From: Dimitri Sivanich <sivanich@sgi.com>
To: linux-kernel@vger.kernel.org
Cc: Peter Zijlstra <peterz@infradead.org>,
	Ingo Molnar <mingo@elte.hu>, Mike Galbraith <efault@gmx.de>,
	Srivatsa Vaddagiri <vatsa@linux.vnet.ibm.com>,
	Gregory Haskins <ghaskins@novell.com>, Greg KH <greg@kroah.com>,
	Nick Piggin <npiggin@suse.de>, Robin Holt <holt@sgi.com>
Subject: 2.6.27.8 scheduler bug - threads not being scheduled for long periods
Date: Mon, 5 Jan 2009 11:56:41 -0600	[thread overview]
Message-ID: <20090105175641.GA17055@sgi.com> (raw)

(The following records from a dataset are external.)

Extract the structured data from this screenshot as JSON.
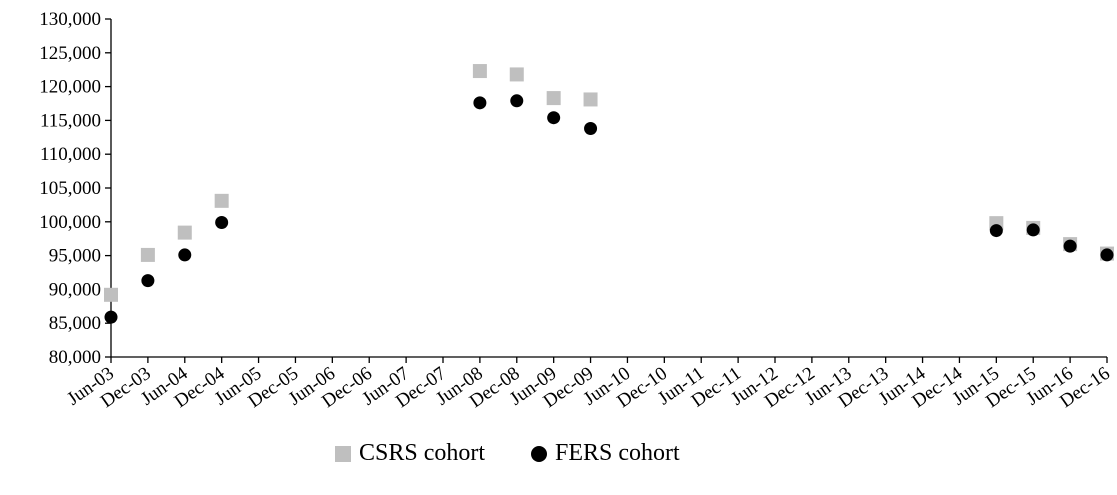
{
  "chart_data": {
    "type": "scatter",
    "categories": [
      "Jun-03",
      "Dec-03",
      "Jun-04",
      "Dec-04",
      "Jun-05",
      "Dec-05",
      "Jun-06",
      "Dec-06",
      "Jun-07",
      "Dec-07",
      "Jun-08",
      "Dec-08",
      "Jun-09",
      "Dec-09",
      "Jun-10",
      "Dec-10",
      "Jun-11",
      "Dec-11",
      "Jun-12",
      "Dec-12",
      "Jun-13",
      "Dec-13",
      "Jun-14",
      "Dec-14",
      "Jun-15",
      "Dec-15",
      "Jun-16",
      "Dec-16"
    ],
    "ylim": [
      80000,
      130000
    ],
    "yticks": [
      80000,
      85000,
      90000,
      95000,
      100000,
      105000,
      110000,
      115000,
      120000,
      125000,
      130000
    ],
    "ytick_labels": [
      "80,000",
      "85,000",
      "90,000",
      "95,000",
      "100,000",
      "105,000",
      "110,000",
      "115,000",
      "120,000",
      "125,000",
      "130,000"
    ],
    "grid": false,
    "legend_position": "bottom",
    "series": [
      {
        "name": "CSRS cohort",
        "marker": "square",
        "color": "#bfbfbf",
        "values": [
          89200,
          95100,
          98400,
          103100,
          null,
          null,
          null,
          null,
          null,
          null,
          122300,
          121800,
          118300,
          118100,
          null,
          null,
          null,
          null,
          null,
          null,
          null,
          null,
          null,
          null,
          99800,
          99100,
          96700,
          95300
        ]
      },
      {
        "name": "FERS cohort",
        "marker": "circle",
        "color": "#000000",
        "values": [
          85900,
          91300,
          95100,
          99900,
          null,
          null,
          null,
          null,
          null,
          null,
          117600,
          117900,
          115400,
          113800,
          null,
          null,
          null,
          null,
          null,
          null,
          null,
          null,
          null,
          null,
          98700,
          98800,
          96400,
          95100
        ]
      }
    ]
  }
}
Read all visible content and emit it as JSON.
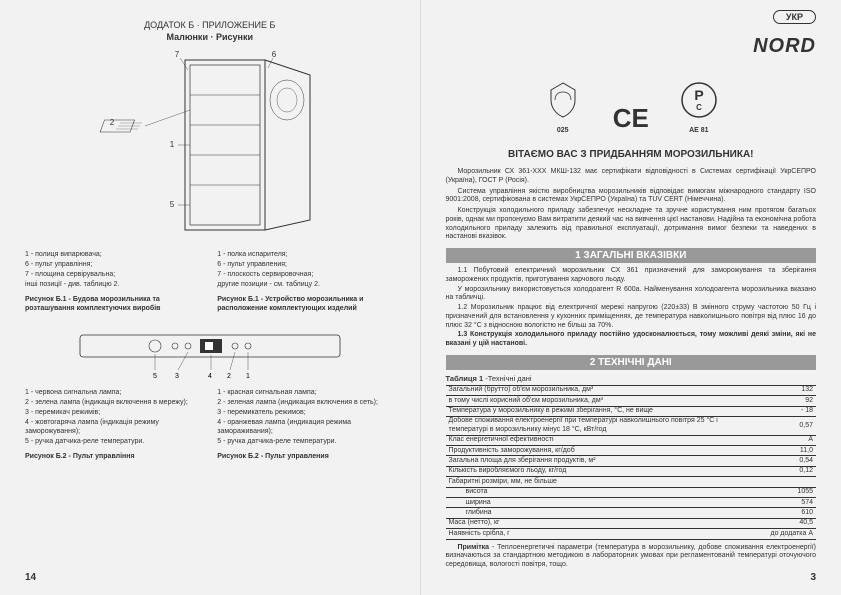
{
  "left": {
    "appendix": "ДОДАТОК Б · ПРИЛОЖЕНИЕ Б",
    "drawings": "Малюнки · Рисунки",
    "callouts": {
      "n1": "1",
      "n2": "2",
      "n5": "5",
      "n6": "6",
      "n7": "7"
    },
    "legend_ua": {
      "items": [
        "1 - полиця випарювача;",
        "6 - пульт управління;",
        "7 - площина сервірувальна;",
        "інші позиції - див. таблицю 2."
      ],
      "fig_title": "Рисунок Б.1",
      "fig_caption": "- Будова морозильника та розташування комплектуючих виробів"
    },
    "legend_ru": {
      "items": [
        "1 - полка испарителя;",
        "6 - пульт управления;",
        "7 - плоскость сервировочная;",
        "другие позиции - см. таблицу 2."
      ],
      "fig_title": "Рисунок Б.1",
      "fig_caption": "- Устройство морозильника и расположение комплектующих изделий"
    },
    "legend2_ua": {
      "items": [
        "1 - червона сигнальна лампа;",
        "2 - зелена лампа (індикація включення в мережу);",
        "3 - перемикач режимів;",
        "4 - жовтогаряча лампа (індикація режиму заморожування);",
        "5 - ручка датчика-реле температури."
      ],
      "fig_title": "Рисунок Б.2",
      "fig_caption": "- Пульт управління"
    },
    "legend2_ru": {
      "items": [
        "1 - красная сигнальная лампа;",
        "2 - зеленая лампа (индикация включения в сеть);",
        "3 - перемикатель режимов;",
        "4 - оранжевая лампа (индикация режима замораживания);",
        "5 - ручка датчика-реле температури."
      ],
      "fig_title": "Рисунок Б.2",
      "fig_caption": "- Пульт управления"
    },
    "pagenum": "14"
  },
  "right": {
    "lang": "УКР",
    "brand": "NORD",
    "cert_labels": {
      "l025": "025",
      "lae81": "AE 81"
    },
    "welcome": "ВІТАЄМО ВАС З ПРИДБАННЯМ МОРОЗИЛЬНИКА!",
    "intro": [
      "Морозильник СХ 361-ХХХ МКШ-132 має сертифікати відповідності в Системах сертифікації УкрСЕПРО (Україна), ГОСТ Р (Росія).",
      "Система управління якістю виробництва морозильників відповідає вимогам міжнародного стандарту ISO 9001:2008, сертифікована в системах УкрСЕПРО (Україна) та TUV CERT (Німеччина).",
      "Конструкція холодильного приладу забезпечує нескладне та зручне користування ним протягом багатьох років, однак ми пропонуємо Вам витратити деякий час на вивчення цієї настанови. Надійна та економічна робота холодильного приладу залежить від правильної експлуатації, дотримання вимог безпеки та наведених в настанові вказівок."
    ],
    "sec1_title": "1 ЗАГАЛЬНІ ВКАЗІВКИ",
    "sec1_body": [
      "1.1 Побутовий електричний морозильник СХ 361 призначений для заморожування та зберігання заморожених продуктів, приготування харчового льоду.",
      "У морозильнику використовується холодоагент R 600а. Найменування холодоагента морозильника вказано на табличці.",
      "1.2 Морозильник працює від електричної мережі напругою (220±33) В змінного струму частотою 50 Гц і призначений для встановлення у кухонних приміщеннях, де температура навколишнього повітря від плюс 16 до плюс 32 °С з відносною вологістю не більш за 70%."
    ],
    "sec1_bold": "1.3 Конструкція холодильного приладу постійно удосконалюється, тому можливі деякі зміни, які не вказані у цій настанові.",
    "sec2_title": "2 ТЕХНІЧНІ ДАНІ",
    "table_title_b": "Таблиця 1",
    "table_title": " -Технічні дані",
    "table": [
      {
        "label": "Загальний (брутто) об'єм морозильника, дм³",
        "val": "132",
        "indent": false
      },
      {
        "label": "в тому числі корисний об'єм морозильника, дм³",
        "val": "92",
        "indent": false
      },
      {
        "label": "Температура у морозильнику в режимі зберігання, °С, не вище",
        "val": "- 18",
        "indent": false
      },
      {
        "label": "Добове споживання електроенергії при температурі навколишнього повітря 25 °С і температурі в морозильнику мінус 18 °С, кВт/год",
        "val": "0,57",
        "indent": false
      },
      {
        "label": "Клас енергетичної ефективності",
        "val": "A",
        "indent": false
      },
      {
        "label": "Продуктивність заморожування, кг/доб",
        "val": "11,0",
        "indent": false
      },
      {
        "label": "Загальна площа для зберігання продуктів, м²",
        "val": "0,54",
        "indent": false
      },
      {
        "label": "Кількість виробляємого льоду, кг/год",
        "val": "0,12",
        "indent": false
      },
      {
        "label": "Габаритні розміри, мм, не більше",
        "val": "",
        "indent": false
      },
      {
        "label": "висота",
        "val": "1055",
        "indent": true
      },
      {
        "label": "ширина",
        "val": "574",
        "indent": true
      },
      {
        "label": "глибина",
        "val": "610",
        "indent": true
      },
      {
        "label": "Маса (нетто), кг",
        "val": "40,5",
        "indent": false
      },
      {
        "label": "Наявність срібла, г",
        "val": "до додатка А",
        "indent": false
      }
    ],
    "note_b": "Примітка",
    "note": " - Теплоенергетичні параметри (температура в морозильнику, добове споживання електроенергії) визначаються за стандартною методикою в лабораторних умовах при регламентованій температурі оточуючого середовища, вологості повітря, тощо.",
    "pagenum": "3"
  }
}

This concerns a scheduler bug that we've been looking at in 2.6.27.8 on
ia64 Altix machines.

Below is the current testcase that we're using to reproduce this problem.

The test should be run as follows:
	taskset -c <cpu> t -c <another cpu> -n <non-zero nice level>

It creates 5 pthreads.  Each of those threads changes their thread affinity
to the cpu passed in, sets their nice value to the passed in value, and
counts in a loop.

Depending on what cpus are chosen for the pair of cpus passed into taskset
and the test itself, output will look something like the following:

# taskset -c 3 t -c 2 -n -5
Create thread 0
Create thread 1
slave 0: pid 4086 cpu 2 nlevel -5
Create thread 2
slave 1: pid 4087 cpu 2 nlevel -5
Create thread 3
slave 2: pid 4088 cpu 2 nlevel -5
Create thread 4
slave 3: pid 4089 cpu 2 nlevel -5
slave 4: pid 4090 cpu 2 nlevel -5
Wait ready
GO
Counts:
0: 47996540
1: 47548033
2: 3419
3: 3249
4: 67665404

Counts:
0: 96877777
1: 95094916
2: 3419
3: 3249
4: 116545241

Note that threads 2 and 3 have stopped running.   They will eventually run
at some time in the future, but this length of time can be extremely long
depending on the pair of cpus chosen.  The test usually fails with the same
pattern if the same pair of cpus is always chosen.  It will run differently
for different cpu pairs, and will run fine for certain pairs of cpus.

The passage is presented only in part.